Ouroboros: Seasons of Life

1994. I sang in the chorus in the premiere of Kay Gardner’s seminal work, Ouroboros: Seasons of Life. This is still one of the most memorable experiences of my performance life. The rehearsals were held at the IU music school, which I hadn’t set foot in since leaving 7 years before. The healing power of the music and my sister singers helped me release the bitterness of the past and embrace the present.

We worked with the intensely talented Cathy Roma of Cincinnatti’s Anna Crusis Women’s Choir. None of the singers were auditioned, and the music was quite challenging, so Cathy pulled off a minor miracle by pulling us all up to performance grade in under four days.

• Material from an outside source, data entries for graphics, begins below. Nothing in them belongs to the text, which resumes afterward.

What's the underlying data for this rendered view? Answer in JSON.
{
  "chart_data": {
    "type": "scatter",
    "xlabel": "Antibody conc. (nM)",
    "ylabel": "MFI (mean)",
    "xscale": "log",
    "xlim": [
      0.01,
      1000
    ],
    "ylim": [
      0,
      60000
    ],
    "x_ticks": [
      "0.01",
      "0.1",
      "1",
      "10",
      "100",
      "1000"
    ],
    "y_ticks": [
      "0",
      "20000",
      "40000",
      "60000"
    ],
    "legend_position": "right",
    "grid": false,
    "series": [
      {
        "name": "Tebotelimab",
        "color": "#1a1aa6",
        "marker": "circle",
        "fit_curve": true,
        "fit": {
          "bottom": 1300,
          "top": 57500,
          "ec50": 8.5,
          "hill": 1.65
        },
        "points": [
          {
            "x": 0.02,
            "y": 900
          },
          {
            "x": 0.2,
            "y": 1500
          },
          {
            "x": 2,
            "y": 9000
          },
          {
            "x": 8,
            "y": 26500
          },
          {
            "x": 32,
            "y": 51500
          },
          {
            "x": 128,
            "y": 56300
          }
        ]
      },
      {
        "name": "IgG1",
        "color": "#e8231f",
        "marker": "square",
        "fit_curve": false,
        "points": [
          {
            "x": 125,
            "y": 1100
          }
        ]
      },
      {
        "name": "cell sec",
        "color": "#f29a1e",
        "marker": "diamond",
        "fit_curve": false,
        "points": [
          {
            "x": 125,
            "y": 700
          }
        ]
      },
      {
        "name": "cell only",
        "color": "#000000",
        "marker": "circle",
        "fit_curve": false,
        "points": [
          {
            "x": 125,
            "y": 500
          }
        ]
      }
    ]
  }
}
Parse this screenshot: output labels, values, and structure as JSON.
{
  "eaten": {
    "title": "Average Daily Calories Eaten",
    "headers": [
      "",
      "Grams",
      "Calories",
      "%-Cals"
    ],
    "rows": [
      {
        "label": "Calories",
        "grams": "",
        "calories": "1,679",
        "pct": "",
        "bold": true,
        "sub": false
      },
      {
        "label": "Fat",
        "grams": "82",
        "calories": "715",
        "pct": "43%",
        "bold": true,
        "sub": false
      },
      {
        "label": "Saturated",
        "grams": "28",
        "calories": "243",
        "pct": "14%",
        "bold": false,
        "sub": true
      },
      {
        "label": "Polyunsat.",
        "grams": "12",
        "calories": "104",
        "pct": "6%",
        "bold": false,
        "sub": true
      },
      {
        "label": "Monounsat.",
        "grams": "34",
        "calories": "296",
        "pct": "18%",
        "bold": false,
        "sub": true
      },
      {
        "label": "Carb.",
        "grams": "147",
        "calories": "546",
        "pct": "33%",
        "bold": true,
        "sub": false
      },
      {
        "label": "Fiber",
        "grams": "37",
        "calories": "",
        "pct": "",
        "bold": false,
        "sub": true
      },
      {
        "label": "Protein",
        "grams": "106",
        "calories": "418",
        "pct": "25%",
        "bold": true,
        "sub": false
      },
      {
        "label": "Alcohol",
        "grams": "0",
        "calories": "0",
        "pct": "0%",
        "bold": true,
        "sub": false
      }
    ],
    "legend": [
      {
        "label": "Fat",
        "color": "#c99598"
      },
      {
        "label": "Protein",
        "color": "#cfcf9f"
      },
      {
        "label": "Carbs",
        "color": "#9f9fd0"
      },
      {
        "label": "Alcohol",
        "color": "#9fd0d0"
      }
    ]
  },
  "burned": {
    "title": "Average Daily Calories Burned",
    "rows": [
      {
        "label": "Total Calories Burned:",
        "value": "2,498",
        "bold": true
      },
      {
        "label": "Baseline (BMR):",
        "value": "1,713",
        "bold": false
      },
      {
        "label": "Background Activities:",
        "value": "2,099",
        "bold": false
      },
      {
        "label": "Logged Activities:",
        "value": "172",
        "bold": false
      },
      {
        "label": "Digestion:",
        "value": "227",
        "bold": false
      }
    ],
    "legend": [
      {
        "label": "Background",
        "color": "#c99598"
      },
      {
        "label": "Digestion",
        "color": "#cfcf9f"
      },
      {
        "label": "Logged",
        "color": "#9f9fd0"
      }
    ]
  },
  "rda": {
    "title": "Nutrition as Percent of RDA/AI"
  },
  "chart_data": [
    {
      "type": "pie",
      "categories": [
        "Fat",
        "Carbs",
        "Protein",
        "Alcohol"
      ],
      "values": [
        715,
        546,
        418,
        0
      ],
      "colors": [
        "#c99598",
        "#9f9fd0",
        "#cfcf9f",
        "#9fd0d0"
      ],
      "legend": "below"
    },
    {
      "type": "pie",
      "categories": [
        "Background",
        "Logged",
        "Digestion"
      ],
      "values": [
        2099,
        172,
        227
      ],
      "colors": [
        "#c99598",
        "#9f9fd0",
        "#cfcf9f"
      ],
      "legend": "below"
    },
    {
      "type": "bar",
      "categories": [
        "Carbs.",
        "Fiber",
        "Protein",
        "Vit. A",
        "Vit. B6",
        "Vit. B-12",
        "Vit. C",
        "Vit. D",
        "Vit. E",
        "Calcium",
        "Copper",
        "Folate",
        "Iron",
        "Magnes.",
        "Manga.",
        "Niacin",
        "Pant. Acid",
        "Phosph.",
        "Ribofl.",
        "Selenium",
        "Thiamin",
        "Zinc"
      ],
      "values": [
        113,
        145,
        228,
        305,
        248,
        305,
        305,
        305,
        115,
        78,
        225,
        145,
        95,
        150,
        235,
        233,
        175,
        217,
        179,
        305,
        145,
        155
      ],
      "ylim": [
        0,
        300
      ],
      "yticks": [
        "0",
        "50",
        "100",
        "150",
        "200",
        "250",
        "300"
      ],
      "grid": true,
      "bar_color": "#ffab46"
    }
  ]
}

Since the performance was going to be recorded, and it was a classical oratorio, the audience (packed to the gills in the Indiana University Auditorium) was asked not to clap. By the second movement, they were desperate to give back some of the energy they were receiving. Some began to make the ASL sign for applause. By the third movement, each pause in music brought a sussurrus of thousands of hands waving in the air, a shimmering field in our vision.

Kay’s piece ended with every singer crooning a comforting song from her childhood. I choose Poor Robin Is Dead, an old Irish Pagan children’s song of death and resurrection that’s a family tradition handed down through my (namesake) grandfather. The overall effect of the hundred-odd whispered songs is unlike anything I’ve heard in music—unforgettable.

The entire production was created and executed by women, down to the stagehands. I’d never experienced such a positive, can-do, committed sisterhood and was my introduction to the power of women’s mysteries. I was intensely proud of our achievement and became attuned to the different energies of same-gender and mixed-gender settings (all of which are good!).